Akıl hastaneleri için bimarhane, marhane, darüşşifa, tımarhane gibi farklı kurum isimlerinin kullanıldığını makaleler üzerinden takip edebiliyoruz. Selçuklu döneminden itibaren külliyelerin içinde akıl hastaları için ayrılmış odaların olduğu ve buralarda ilacın yanında su sesi, özel kokular ve müzik tedavilerinin de kullanıldığı görülebiliyor.
Evliya Çelebi, bimarhaneler ve tedavi yöntemlerinden bahsederken yasemin, şebboy, reyhan, lale, nergis gibi çiçeklerin güzel kokularının şifa için kullanıldığı; zaman zaman güzel yüzlü insanların ziyarete geldiği, kimi zamansa küçük konserlerin verildiğini söyler.

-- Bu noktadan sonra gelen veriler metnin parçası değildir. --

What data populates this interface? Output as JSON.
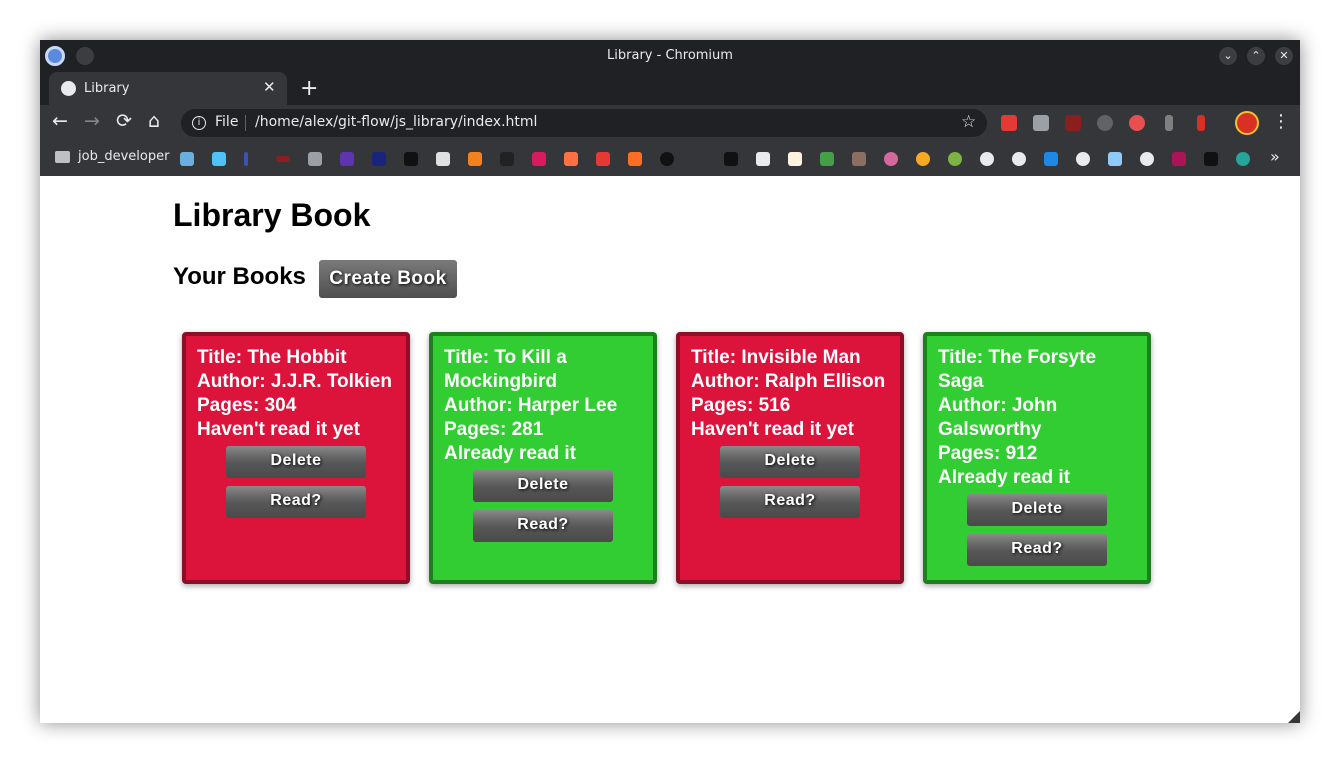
{
  "window": {
    "title": "Library - Chromium"
  },
  "tabs": [
    {
      "label": "Library",
      "close_glyph": "✕"
    }
  ],
  "newtab_glyph": "+",
  "toolbar": {
    "back_glyph": "←",
    "forward_glyph": "→",
    "reload_glyph": "⟳",
    "home_glyph": "⌂",
    "scheme": "File",
    "url": "/home/alex/git-flow/js_library/index.html",
    "star_glyph": "☆",
    "menu_glyph": "⋮"
  },
  "bookmarks": {
    "folder": "job_developer",
    "more_glyph": "»"
  },
  "page": {
    "title": "Library Book",
    "section_title": "Your Books",
    "create_button": "Create Book"
  },
  "books": [
    {
      "title": "Title: The Hobbit",
      "author": "Author: J.J.R. Tolkien",
      "pages": "Pages: 304",
      "status": "Haven't read it yet",
      "delete_label": "Delete",
      "read_label": "Read?",
      "state": "unread"
    },
    {
      "title": "Title: To Kill a Mockingbird",
      "author": "Author: Harper Lee",
      "pages": "Pages: 281",
      "status": "Already read it",
      "delete_label": "Delete",
      "read_label": "Read?",
      "state": "read"
    },
    {
      "title": "Title: Invisible Man",
      "author": "Author: Ralph Ellison",
      "pages": "Pages: 516",
      "status": "Haven't read it yet",
      "delete_label": "Delete",
      "read_label": "Read?",
      "state": "unread"
    },
    {
      "title": "Title: The Forsyte Saga",
      "author": "Author: John Galsworthy",
      "pages": "Pages: 912",
      "status": "Already read it",
      "delete_label": "Delete",
      "read_label": "Read?",
      "state": "read"
    }
  ],
  "colors": {
    "unread": "#dc143c",
    "read": "#32cd32",
    "button": "#5a5a5a"
  }
}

O zamanların inancı içinse güzel yüz, güzel ses, saz ve sözün insanın içini açıp gam pasından arındırdığına inanıldığını ekler.
Osmanlı döneminde ruhsal sorunlar ile ilgili farklı tedavi yöntemlerinin denendiğini takip etsek de hayli ilginç olan “at bakımıyla iyileşen deliler” gibi bir bilgiye rastlayamıyoruz. Böyle bir tedavinin uygulandığına dair de bir kanıta ulaşılamıyor.
Sonuç olarak hem psikolojik sorunları olan kişilerin at tımar etmek için yönlendirildiği hem de tımarhane kelimesinin kökenine ilişkin anlatı gerçeği yansıtmıyor.